Siapa Bilang Sulit Mengurus Surat Tilang?

TEMPO.CO, Jakarta – Pernahkah Anda melanggar lalu lintas di jalan raya dan ditilang polisi? Jika Anda pengendara sepeda motor atau mobil di Kota Jakarta, pasti Anda pernah mengalami kejadian seperti ini. Tapi, apa yang Anda lakukan?

Sudah jadi rahasia umum bahwa kita sering mendengar istilah “damai” antara pengendara sepeda motor atau mobil dengan polisi lalu lintas. Karena tak mau repot mengurus surat tilang, sering kali sang pengendara rela membayar denda langsung kepada polisi yang menilang. Surat tilang batal dikeluarkan dan pengendara bisa melenggang tanpa harus pusing memikirkan proses selanjutnya.

Tapi kejadian ini hanya contoh kecil dari sekian kasus yang terjadi di Jakarta. Dari ratusan ribu kendaraan yang berseliweran di jalanan Ibu Kota setiap hari, tetap saja banyak pengendara yang mendapat surat tilang berwarna merah karena melanggar aturan lalu lintas.

Mau tak mau mereka harus mengikuti proses lanjutan, yaitu menebusnya, dengan mengikuti sidang tilang di pengadilan negeri yang telah ditentukan dua minggu setelah kejadian. Biasanya, pengadilan yang ditunjuk berada di wilayah tempat Anda ditilang saat itu. Misalnya, jika ditilang di kawasan Jakarta Selatan, yang harus Anda datangi adalah Pengadilan Negeri Jakarta Selatan di Jalan Ampera Raya.

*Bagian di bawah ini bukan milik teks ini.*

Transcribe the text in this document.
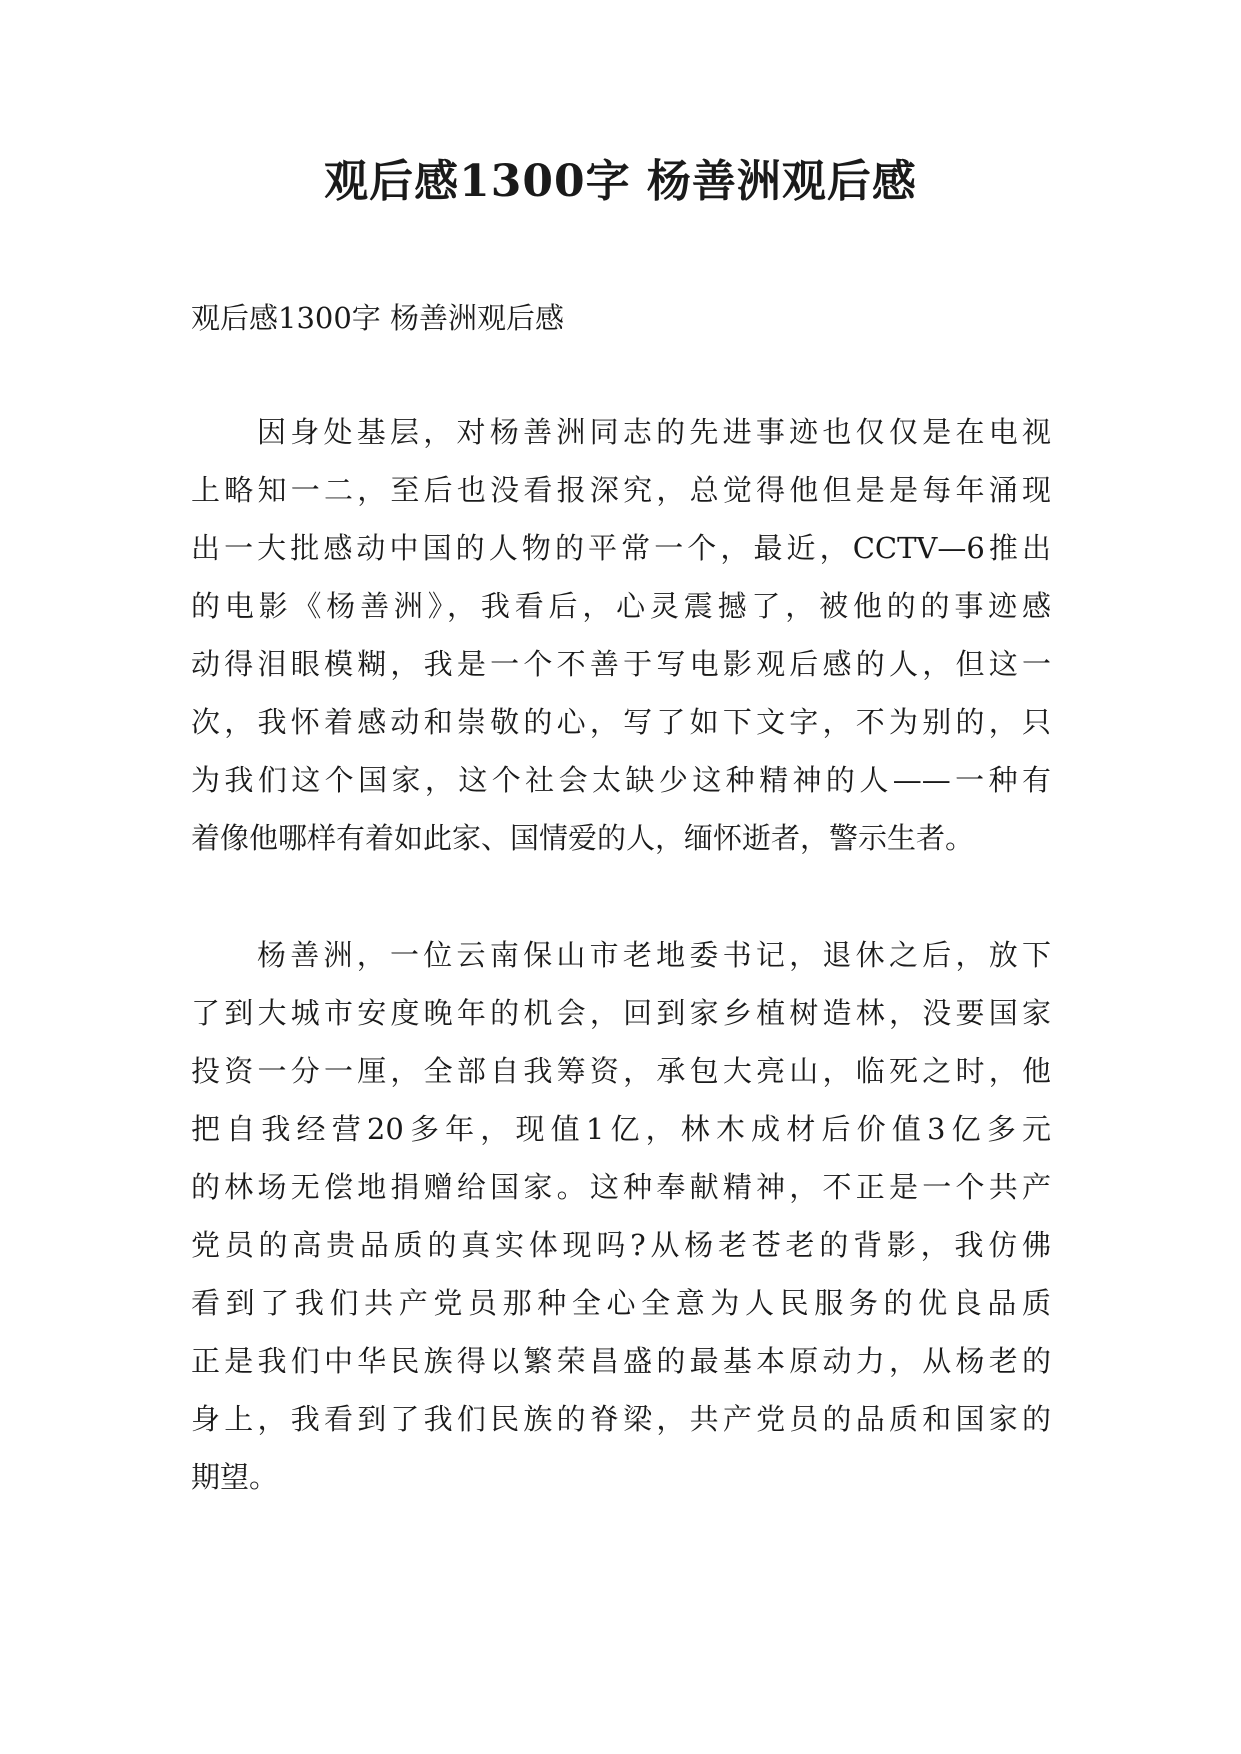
观后感1300字 杨善洲观后感

观后感1300字 杨善洲观后感

因身处基层，对杨善洲同志的先进事迹也仅仅是在电视
上略知一二，至后也没看报深究，总觉得他但是是每年涌现
出一大批感动中国的人物的平常一个，最近，CCTV—6推出
的电影《杨善洲》，我看后，心灵震撼了，被他的的事迹感
动得泪眼模糊，我是一个不善于写电影观后感的人，但这一
次，我怀着感动和崇敬的心，写了如下文字，不为别的，只
为我们这个国家，这个社会太缺少这种精神的人——一种有
着像他哪样有着如此家、国情爱的人，缅怀逝者，警示生者。
杨善洲，一位云南保山市老地委书记，退休之后，放下
了到大城市安度晚年的机会，回到家乡植树造林，没要国家
投资一分一厘，全部自我筹资，承包大亮山，临死之时，他
把自我经营20多年，现值1亿，林木成材后价值3亿多元
的林场无偿地捐赠给国家。这种奉献精神，不正是一个共产
党员的高贵品质的真实体现吗?从杨老苍老的背影，我仿佛
看到了我们共产党员那种全心全意为人民服务的优良品质
正是我们中华民族得以繁荣昌盛的最基本原动力，从杨老的
身上，我看到了我们民族的脊梁，共产党员的品质和国家的
期望。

Seberapa sulit mengikuti sidang tilang yang menjadi momok pengendara kendaraan bermotor itu? Tempo mencoba menjajalnya dengan mengikuti proses sidang tilang di Pengadilan Negeri Jakarta Selatan, Jumat, 2 November 2012.

Sekitar pukul 08.45, saya sudah tiba di dekat gedung PN Jakarta Selatan. Sebab, jadwal sidang yang tertera dalam surat tilang adalah pukul 09.00.

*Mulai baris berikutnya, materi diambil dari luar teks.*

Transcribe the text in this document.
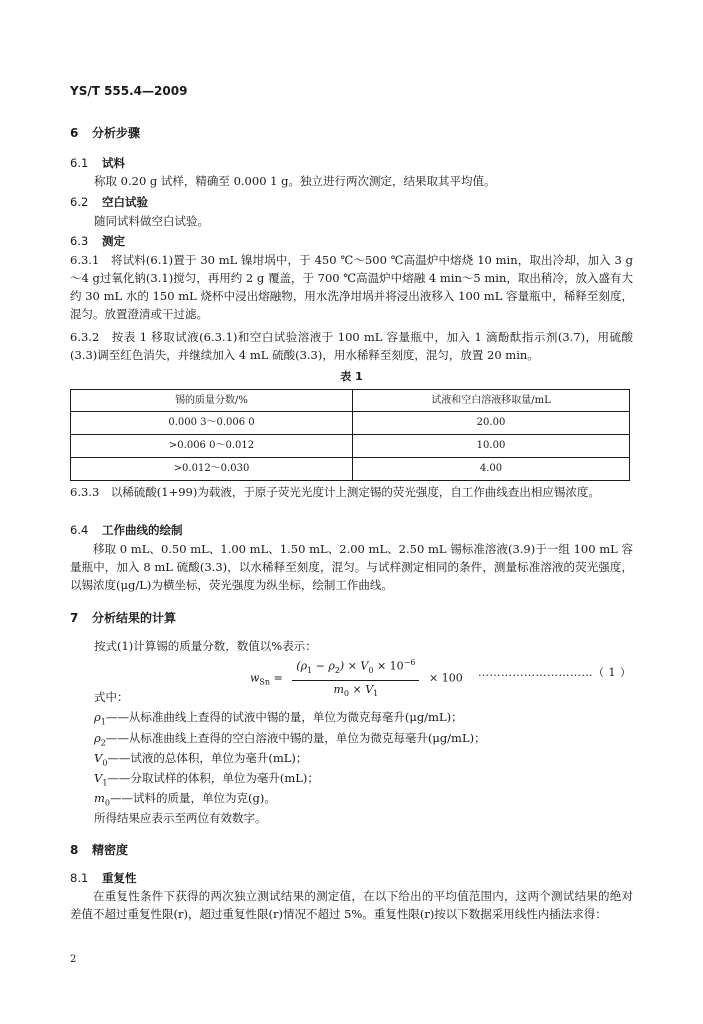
YS/T 555.4—2009
6 分析步骤
6.1 试料
称取 0.20 g 试样，精确至 0.000 1 g。独立进行两次测定，结果取其平均值。
6.2 空白试验
随同试料做空白试验。
6.3 测定
6.3.1　将试料(6.1)置于 30 mL 镍坩埚中，于 450 ℃～500 ℃高温炉中熔烧 10 min，取出冷却，加入 3 g～4 g过氧化钠(3.1)搅匀，再用约 2 g 覆盖，于 700 ℃高温炉中熔融 4 min～5 min，取出稍冷，放入盛有大约 30 mL 水的 150 mL 烧杯中浸出熔融物，用水洗净坩埚并将浸出液移入 100 mL 容量瓶中，稀释至刻度，混匀。放置澄清或干过滤。
6.3.2　按表 1 移取试液(6.3.1)和空白试验溶液于 100 mL 容量瓶中，加入 1 滴酚酞指示剂(3.7)，用硫酸(3.3)调至红色消失，并继续加入 4 mL 硫酸(3.3)，用水稀释至刻度，混匀，放置 20 min。
表 1
锡的质量分数/%	试液和空白溶液移取量/mL
0.000 3～0.006 0	20.00
>0.006 0～0.012	10.00
>0.012～0.030	4.00
6.3.3　以稀硫酸(1+99)为载液，于原子荧光光度计上测定锡的荧光强度，自工作曲线查出相应锡浓度。
6.4 工作曲线的绘制
移取 0 mL、0.50 mL、1.00 mL、1.50 mL、2.00 mL、2.50 mL 锡标准溶液(3.9)于一组 100 mL 容量瓶中，加入 8 mL 硫酸(3.3)，以水稀释至刻度，混匀。与试样测定相同的条件，测量标准溶液的荧光强度，以锡浓度(μg/L)为横坐标，荧光强度为纵坐标，绘制工作曲线。
7 分析结果的计算
按式(1)计算锡的质量分数，数值以%表示：
$w_{Sn} = \frac{(\rho_1 - \rho_2) \times V_0 \times 10^{-6}}{m_0 \times V_1} \times 100$ …………………………（ 1 ）
式中：
$\rho_1——$从标准曲线上查得的试液中锡的量，单位为微克每毫升(μg/mL)；
$\rho_2——$从标准曲线上查得的空白溶液中锡的量，单位为微克每毫升(μg/mL)；
$V_0——$试液的总体积，单位为毫升(mL)；
$V_1——$分取试样的体积，单位为毫升(mL)；
$m_0——$试料的质量，单位为克(g)。
所得结果应表示至两位有效数字。
8 精密度
8.1 重复性
在重复性条件下获得的两次独立测试结果的测定值，在以下给出的平均值范围内，这两个测试结果的绝对差值不超过重复性限(r)，超过重复性限(r)情况不超过 5%。重复性限(r)按以下数据采用线性内插法求得：
2
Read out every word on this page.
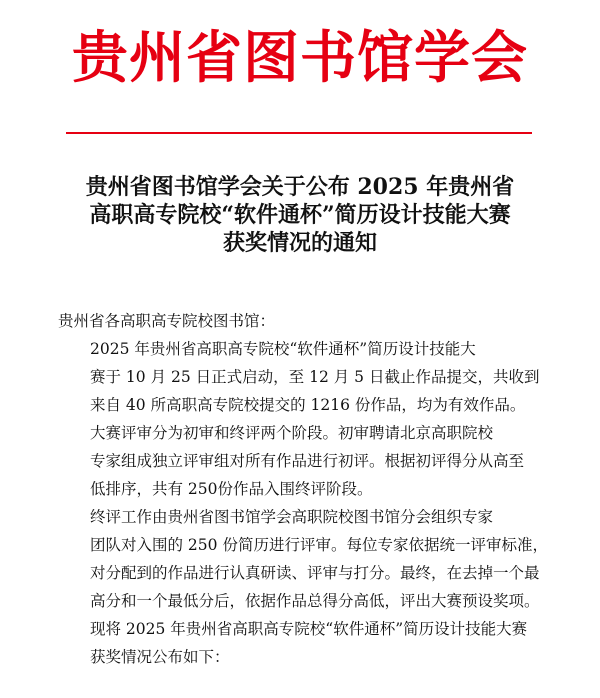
贵州省图书馆学会
贵州省图书馆学会关于公布 2025 年贵州省
高职高专院校“软件通杯”简历设计技能大赛
获奖情况的通知

贵州省各高职高专院校图书馆：

2025 年贵州省高职高专院校“软件通杯”简历设计技能大
赛于 10 月 25 日正式启动，至 12 月 5 日截止作品提交，共收到
来自 40 所高职高专院校提交的 1216 份作品，均为有效作品。

大赛评审分为初审和终评两个阶段。初审聘请北京高职院校
专家组成独立评审组对所有作品进行初评。根据初评得分从高至
低排序，共有 250份作品入围终评阶段。

终评工作由贵州省图书馆学会高职院校图书馆分会组织专家
团队对入围的 250 份简历进行评审。每位专家依据统一评审标准，
对分配到的作品进行认真研读、评审与打分。最终，在去掉一个最
高分和一个最低分后，依据作品总得分高低，评出大赛预设奖项。
现将 2025 年贵州省高职高专院校“软件通杯”简历设计技能大赛
获奖情况公布如下：
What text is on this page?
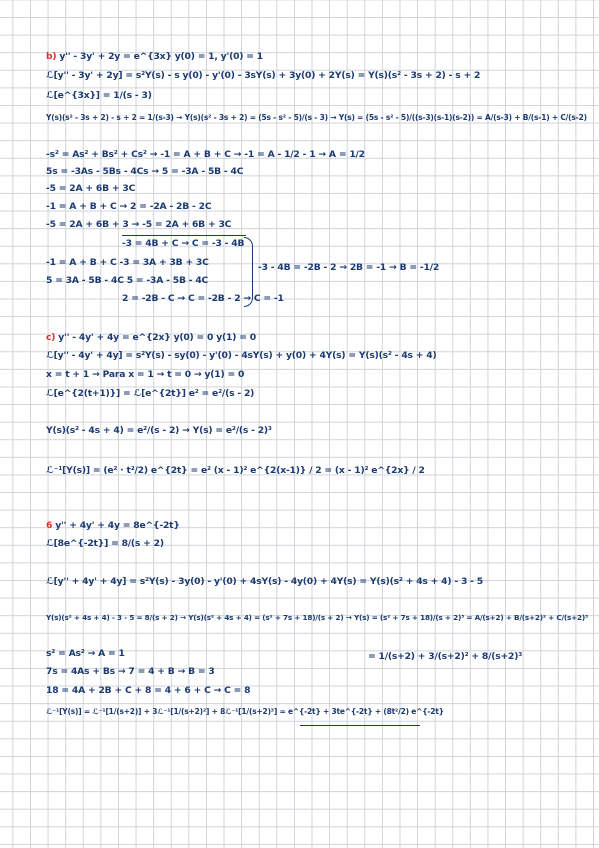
b) y'' - 3y' + 2y = e^{3x} y(0) = 1, y'(0) = 1
ℒ[y'' - 3y' + 2y] = s²Y(s) - s y(0) - y'(0) - 3sY(s) + 3y(0) + 2Y(s) = Y(s)(s² - 3s + 2) - s + 2
ℒ[e^{3x}] = 1/(s - 3)
Y(s)(s² - 3s + 2) - s + 2 = 1/(s-3) → Y(s)(s² - 3s + 2) = (5s - s² - 5)/(s - 3) → Y(s) = (5s - s² - 5)/((s-3)(s-1)(s-2)) = A/(s-3) + B/(s-1) + C/(s-2)
-s² = As² + Bs² + Cs² → -1 = A + B + C → -1 = A - 1/2 - 1 → A = 1/2
5s = -3As - 5Bs - 4Cs → 5 = -3A - 5B - 4C
-5 = 2A + 6B + 3C
-1 = A + B + C → 2 = -2A - 2B - 2C
-5 = 2A + 6B + 3 → -5 = 2A + 6B + 3C
-3 = 4B + C → C = -3 - 4B
-1 = A + B + C -3 = 3A + 3B + 3C
5 = 3A - 5B - 4C 5 = -3A - 5B - 4C
2 = -2B - C → C = -2B - 2 → C = -1
-3 - 4B = -2B - 2 → 2B = -1 → B = -1/2
c) y'' - 4y' + 4y = e^{2x} y(0) = 0 y(1) = 0
ℒ[y'' - 4y' + 4y] = s²Y(s) - sy(0) - y'(0) - 4sY(s) + y(0) + 4Y(s) = Y(s)(s² - 4s + 4)
x = t + 1 → Para x = 1 → t = 0 → y(1) = 0
ℒ[e^{2(t+1)}] = ℒ[e^{2t}] e² = e²/(s - 2)
Y(s)(s² - 4s + 4) = e²/(s - 2) → Y(s) = e²/(s - 2)³
ℒ⁻¹[Y(s)] = (e² · t²/2) e^{2t} = e² (x - 1)² e^{2(x-1)} / 2 = (x - 1)² e^{2x} / 2
6 y'' + 4y' + 4y = 8e^{-2t}
ℒ[8e^{-2t}] = 8/(s + 2)
ℒ[y'' + 4y' + 4y] = s²Y(s) - 3y(0) - y'(0) + 4sY(s) - 4y(0) + 4Y(s) = Y(s)(s² + 4s + 4) - 3 - 5
Y(s)(s² + 4s + 4) - 3 - 5 = 8/(s + 2) → Y(s)(s² + 4s + 4) = (s² + 7s + 18)/(s + 2) → Y(s) = (s² + 7s + 18)/(s + 2)³ = A/(s+2) + B/(s+2)² + C/(s+2)³
= 1/(s+2) + 3/(s+2)² + 8/(s+2)³
s² = As² → A = 1
7s = 4As + Bs → 7 = 4 + B → B = 3
18 = 4A + 2B + C + 8 = 4 + 6 + C → C = 8
ℒ⁻¹[Y(s)] = ℒ⁻¹[1/(s+2)] + 3ℒ⁻¹[1/(s+2)²] + 8ℒ⁻¹[1/(s+2)³] = e^{-2t} + 3te^{-2t} + (8t²/2) e^{-2t}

Tak jauh dari gedung pengadilan, sejumlah calo sudah menawarkan jasa mereka di pinggir jalan hingga ke area parkir. Ini memang cara jitu. Sambil menunjukkan tempat parkir sepeda motor, para calo ini menawarkan jasa “mengurus cepat” surat tilang pada sejumlah pengendara yang berniat menghadiri persidangan.

Awalnya, para calo akan mengecek dulu surat tilang untuk memastikan pasal yang Anda langgar. Mereka hapal di luar kepala. Untuk kasus saya, Pasal 288 ayat 1, yang artinya pelanggaran karena tak dilengkapi dengan surat tanda nomor kendaraan (STNK), mereka menawarkan Rp 115 ribu. Sedangkan di dalam undang-undang tentang lalu lintas, pelanggaran ini dipidana dengan pidana kurungan paling lama dua bulan atau denda paling banyak Rp 500 ribu.

“Kalau di dalam bisa kena Rp 90 ribu, nunggu sidang lama. Kalau dengan saya, Mbak tinggal tunggu saja sebentar,” ujar calo itu bersemangat. Sayang, tawaran menggiurkan sang calo itu saya tolak secara halus.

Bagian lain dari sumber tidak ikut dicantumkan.